Цицерон постоянно придумывал самые разные оправдания, чтобы не встречаться с ним. Без сомнения, он считал, что уже выполнил все свои обязательства перед клиентом, но это было не единственной причиной, по которой он избегал встреч со Стением. Дело в том, что любой политик чем-то похож на городского сумасшедшего: он не может заниматься одновременно двумя делами, а бедный Стений был уже вчерашним днем. Сейчас всех занимало только одно – приближающееся столкновение между Помпеем и Крассом, а нытье сицилийца только раздражало.
Поздней весной Красс, разбив главные силы Спартака в «пятке» итальянского «сапога» и пленив шесть тысяч мятежников, двинулся в направлении Рима. Вскоре после этого Помпей перешел через Альпы и подавил восстание рабов на севере. Он направил консулам письмо, которое было зачитано в Сенате. Успехи Красса были в нем едва упомянуты, зато говорилось, что именно Помпею принадлежит заслуга того, что восстание рабов подавлено – «окончательно и бесповоротно». Это был ясный сигнал, который Помпей подавал своим сторонникам: в этом году триумф получит только один полководец, и им точно будет не Марк Красс. В конце письма – для самых непонятливых – сообщалось, что он, Помпей, тоже движется к Риму. Стоит ли удивляться тому, что на фоне столь грандиозных, поистине исторических событий Стений был начисто забыт.
В самом конце мая или, быть может, в начале июня – я уже точно не помню – в дом Цицерона прибыл гонец с письмом. Он с неохотой отдал его мне, но уходить отказался, сославшись на то, что ему приказано дождаться ответа.

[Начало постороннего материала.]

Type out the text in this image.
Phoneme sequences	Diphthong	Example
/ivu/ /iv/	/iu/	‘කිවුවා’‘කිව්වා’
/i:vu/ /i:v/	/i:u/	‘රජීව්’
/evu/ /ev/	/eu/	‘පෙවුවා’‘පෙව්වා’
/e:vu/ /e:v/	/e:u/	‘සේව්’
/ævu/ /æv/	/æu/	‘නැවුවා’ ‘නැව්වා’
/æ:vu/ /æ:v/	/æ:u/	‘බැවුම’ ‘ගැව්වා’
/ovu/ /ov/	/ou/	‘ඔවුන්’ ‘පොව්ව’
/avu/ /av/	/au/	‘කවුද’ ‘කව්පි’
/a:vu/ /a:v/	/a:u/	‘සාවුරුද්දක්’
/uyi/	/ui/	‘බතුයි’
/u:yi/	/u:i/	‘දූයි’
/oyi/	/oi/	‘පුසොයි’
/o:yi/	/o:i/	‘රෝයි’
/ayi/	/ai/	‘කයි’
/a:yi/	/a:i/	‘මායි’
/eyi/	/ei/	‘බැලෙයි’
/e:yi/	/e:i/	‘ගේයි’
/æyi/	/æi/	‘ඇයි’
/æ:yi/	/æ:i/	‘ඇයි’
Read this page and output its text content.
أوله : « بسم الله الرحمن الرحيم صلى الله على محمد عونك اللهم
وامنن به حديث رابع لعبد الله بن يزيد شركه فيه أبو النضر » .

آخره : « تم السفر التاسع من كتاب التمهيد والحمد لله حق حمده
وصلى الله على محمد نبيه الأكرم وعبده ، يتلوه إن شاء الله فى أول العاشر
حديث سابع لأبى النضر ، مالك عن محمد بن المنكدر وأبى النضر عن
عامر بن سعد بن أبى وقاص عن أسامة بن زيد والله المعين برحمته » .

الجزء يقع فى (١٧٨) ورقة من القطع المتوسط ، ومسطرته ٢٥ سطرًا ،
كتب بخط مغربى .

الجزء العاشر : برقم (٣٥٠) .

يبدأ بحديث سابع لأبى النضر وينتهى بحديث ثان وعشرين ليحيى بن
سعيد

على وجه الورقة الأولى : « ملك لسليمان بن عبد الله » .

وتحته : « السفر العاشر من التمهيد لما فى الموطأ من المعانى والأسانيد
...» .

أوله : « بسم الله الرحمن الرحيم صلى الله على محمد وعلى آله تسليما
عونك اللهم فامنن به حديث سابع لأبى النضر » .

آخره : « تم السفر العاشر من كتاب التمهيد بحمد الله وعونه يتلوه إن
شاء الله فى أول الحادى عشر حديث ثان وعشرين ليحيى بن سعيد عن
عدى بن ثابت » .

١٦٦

Хотя гонец был одет в обычную одежду, в нем безошибочно угадывался военный.
Я отнес письмо в кабинет, вручил его Цицерону и смотрел, как по мере чтения мрачнеет его лицо. Затем он передал его мне и я, прочитав первую же строку – «Марк Лициний Красс, император,[7] приветствует Марка Туллия Цицерона!» – сразу же понял причину его озабоченности. Нет, в самом письме не содержалось ничего угрожающего. Это было вежливое приглашение встретиться с победоносным генералом следующим утром на дороге от Рима к Ланувию, у восемнадцатого мильного столба.
– Могу ли я отказаться? – спросил Цицерон и сам ответил на свой вопрос: – Нет, не могу. Это будет воспринято как смертельное оскорбление.
– Возможно, он хочет заручиться твоей поддержкой, – предположил я.
– Вот как? – саркастически переспросил Цицерон. – И что же заставляет тебя так думать?
– Разве ты не можешь хоть немного обнадежить его? Конечно, таким образом, чтобы это не вошло в противоречие с твоими совместными с Помпеем начинаниями.